Apart from this notice in the New Rochelle Evening Standard, February 15, 1915, little is known concerning the intended production of Uncle Jeremiah:

The "Uncle Jeremiah" Company Thanhouser forces leave today for Niagara Falls enroute to California to be gone perhaps a couple of months. They are to make scenes in Chicago, Kansas City, St. Louis, Texas, San Diego, and other places enroute. It is to be a comedy-educational film. The company may even go down into Mexico if they have time. They intend to make pictures at the Panama Exposition and at the San Diego fair. Note

The company consists of Harris Gordon, Mildred Heller, Mary Turner, Frances Keyes, George Welsh, James Murray, Charles W. Swan, and Roy Hauck, son of former fire commissioner and Mrs. Harry Hauck, known as the "McCoy Kid" because he is a nephew of Nellie and Bessie McCoy (Mrs. Richard Harding Davis). Will H. Stevens is to direct, assisted by James J. Dunne, who is to be treasurer of the party. Lawrence Williams is to be the cameraman. Dunne and Williams are New Rochelle boys who have made good in their new professions and have been honored by this new responsibility.

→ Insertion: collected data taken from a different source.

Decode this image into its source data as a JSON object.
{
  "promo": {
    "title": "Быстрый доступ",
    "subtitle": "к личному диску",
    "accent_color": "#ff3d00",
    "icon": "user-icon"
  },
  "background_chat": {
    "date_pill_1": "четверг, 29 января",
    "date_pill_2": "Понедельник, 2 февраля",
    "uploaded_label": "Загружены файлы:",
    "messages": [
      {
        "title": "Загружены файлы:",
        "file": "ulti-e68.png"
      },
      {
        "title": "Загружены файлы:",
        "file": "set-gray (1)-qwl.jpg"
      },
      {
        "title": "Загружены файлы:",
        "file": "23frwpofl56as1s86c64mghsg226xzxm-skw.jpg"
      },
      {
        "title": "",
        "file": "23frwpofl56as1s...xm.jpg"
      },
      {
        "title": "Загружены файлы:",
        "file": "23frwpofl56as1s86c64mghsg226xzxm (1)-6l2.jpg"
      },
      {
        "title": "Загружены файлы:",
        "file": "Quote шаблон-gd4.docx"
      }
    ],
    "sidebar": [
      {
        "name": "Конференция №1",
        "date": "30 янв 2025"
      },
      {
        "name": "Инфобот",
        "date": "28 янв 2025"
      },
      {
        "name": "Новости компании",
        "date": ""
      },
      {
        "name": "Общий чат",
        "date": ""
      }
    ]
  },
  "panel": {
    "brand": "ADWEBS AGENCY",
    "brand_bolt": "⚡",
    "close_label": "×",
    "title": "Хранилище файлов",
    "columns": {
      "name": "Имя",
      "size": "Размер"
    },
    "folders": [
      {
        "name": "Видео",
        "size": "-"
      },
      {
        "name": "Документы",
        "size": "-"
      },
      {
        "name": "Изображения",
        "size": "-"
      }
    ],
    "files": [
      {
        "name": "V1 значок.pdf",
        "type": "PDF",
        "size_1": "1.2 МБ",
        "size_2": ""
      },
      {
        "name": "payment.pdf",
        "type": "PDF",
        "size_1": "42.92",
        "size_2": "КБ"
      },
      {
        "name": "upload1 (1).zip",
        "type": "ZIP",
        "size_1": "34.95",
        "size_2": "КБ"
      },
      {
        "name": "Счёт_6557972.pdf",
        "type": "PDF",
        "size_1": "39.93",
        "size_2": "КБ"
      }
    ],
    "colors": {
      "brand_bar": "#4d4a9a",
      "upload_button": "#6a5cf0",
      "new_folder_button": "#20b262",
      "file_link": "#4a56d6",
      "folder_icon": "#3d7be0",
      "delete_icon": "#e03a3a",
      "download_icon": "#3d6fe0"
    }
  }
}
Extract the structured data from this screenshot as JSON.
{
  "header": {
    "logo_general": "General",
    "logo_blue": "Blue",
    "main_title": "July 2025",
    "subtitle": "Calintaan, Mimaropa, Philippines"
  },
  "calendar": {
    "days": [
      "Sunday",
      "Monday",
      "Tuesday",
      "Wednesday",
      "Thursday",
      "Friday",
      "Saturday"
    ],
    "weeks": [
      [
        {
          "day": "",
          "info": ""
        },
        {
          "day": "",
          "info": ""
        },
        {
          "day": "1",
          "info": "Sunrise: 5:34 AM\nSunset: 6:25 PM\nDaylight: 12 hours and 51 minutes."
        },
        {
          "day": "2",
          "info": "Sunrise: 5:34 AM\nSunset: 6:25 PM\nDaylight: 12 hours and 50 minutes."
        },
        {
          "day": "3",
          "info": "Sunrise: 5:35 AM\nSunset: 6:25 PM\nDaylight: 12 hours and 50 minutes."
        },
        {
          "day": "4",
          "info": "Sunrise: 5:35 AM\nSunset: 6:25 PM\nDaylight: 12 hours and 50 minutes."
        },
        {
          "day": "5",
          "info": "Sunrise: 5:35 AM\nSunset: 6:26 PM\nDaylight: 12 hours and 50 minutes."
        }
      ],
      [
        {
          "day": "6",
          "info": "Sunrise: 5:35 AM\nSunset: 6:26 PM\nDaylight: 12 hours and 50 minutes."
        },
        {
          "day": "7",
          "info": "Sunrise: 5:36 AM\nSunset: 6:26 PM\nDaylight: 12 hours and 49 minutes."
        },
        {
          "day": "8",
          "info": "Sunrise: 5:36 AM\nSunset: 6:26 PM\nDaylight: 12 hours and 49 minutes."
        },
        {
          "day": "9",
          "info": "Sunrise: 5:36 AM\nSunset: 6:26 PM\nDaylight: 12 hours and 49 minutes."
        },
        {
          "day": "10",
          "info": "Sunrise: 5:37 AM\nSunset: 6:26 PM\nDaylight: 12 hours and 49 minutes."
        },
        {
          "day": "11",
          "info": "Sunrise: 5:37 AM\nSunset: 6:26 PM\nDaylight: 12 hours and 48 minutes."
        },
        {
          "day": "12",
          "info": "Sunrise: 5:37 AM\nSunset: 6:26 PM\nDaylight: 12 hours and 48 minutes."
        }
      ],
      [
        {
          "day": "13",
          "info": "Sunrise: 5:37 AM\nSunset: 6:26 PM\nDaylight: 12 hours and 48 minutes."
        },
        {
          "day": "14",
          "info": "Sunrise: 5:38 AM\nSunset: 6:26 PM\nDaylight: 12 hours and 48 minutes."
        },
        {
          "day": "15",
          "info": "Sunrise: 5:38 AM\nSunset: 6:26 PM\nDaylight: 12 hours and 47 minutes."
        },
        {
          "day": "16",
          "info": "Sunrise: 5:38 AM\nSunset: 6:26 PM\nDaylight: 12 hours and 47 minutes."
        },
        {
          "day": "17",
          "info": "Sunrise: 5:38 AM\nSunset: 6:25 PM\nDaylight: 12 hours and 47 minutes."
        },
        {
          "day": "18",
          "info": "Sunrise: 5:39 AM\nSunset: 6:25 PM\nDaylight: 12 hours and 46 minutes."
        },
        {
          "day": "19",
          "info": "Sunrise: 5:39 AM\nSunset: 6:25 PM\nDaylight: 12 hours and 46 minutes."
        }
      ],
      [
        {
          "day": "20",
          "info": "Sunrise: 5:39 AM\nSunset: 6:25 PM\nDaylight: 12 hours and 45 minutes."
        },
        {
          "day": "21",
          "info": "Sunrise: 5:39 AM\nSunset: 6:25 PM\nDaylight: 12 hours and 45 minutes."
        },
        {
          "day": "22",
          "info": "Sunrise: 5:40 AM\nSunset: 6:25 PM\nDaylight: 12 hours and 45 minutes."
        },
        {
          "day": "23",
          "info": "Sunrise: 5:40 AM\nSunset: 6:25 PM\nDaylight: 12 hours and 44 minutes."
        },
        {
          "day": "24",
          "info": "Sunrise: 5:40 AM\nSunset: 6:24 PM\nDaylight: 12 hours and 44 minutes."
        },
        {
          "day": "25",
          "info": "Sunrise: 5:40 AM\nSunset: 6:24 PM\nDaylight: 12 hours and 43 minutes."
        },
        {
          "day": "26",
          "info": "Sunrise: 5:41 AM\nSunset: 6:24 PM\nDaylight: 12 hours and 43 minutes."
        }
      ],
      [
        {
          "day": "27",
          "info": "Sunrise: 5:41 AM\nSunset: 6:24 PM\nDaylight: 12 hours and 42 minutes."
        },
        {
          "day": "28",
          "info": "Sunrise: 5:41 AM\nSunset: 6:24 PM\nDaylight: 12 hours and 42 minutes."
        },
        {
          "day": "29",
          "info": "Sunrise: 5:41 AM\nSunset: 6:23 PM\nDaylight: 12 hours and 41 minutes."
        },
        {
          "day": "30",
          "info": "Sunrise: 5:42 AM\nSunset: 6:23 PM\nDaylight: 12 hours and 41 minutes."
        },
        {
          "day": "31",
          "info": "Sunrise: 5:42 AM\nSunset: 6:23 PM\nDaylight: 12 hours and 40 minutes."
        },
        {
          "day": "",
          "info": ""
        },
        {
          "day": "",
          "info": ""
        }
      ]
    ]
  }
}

The Adventure of Florence, distributed in two reels on the 23rd, showcased Florence LaBadie and was an effort to capitalize on her popular appeal gained the preceding year when she was the star of The Million Dollar Mystery. "This is well constructed, in good tone, and has an enjoyable touch of romance in it," wrote a reviewer in The Moving Picture World. Then came $1,000 Reward on February 26th, a picture featuring the Thanhouser Twins. On Account of a Dog, the Princess release of the 26th, was followed on the 28th by A Newspaper Nemesis. Reviews of Thanhouser films were few and far between by this time, as most periodicals were concentrating their commentaries on the four- and five-reel features issued by other studios. The New Rochelle studio was out of step with the new and more aggressive companies, and no longer were the Thanhouser Film Corporation's pictures described as among the best in the industry.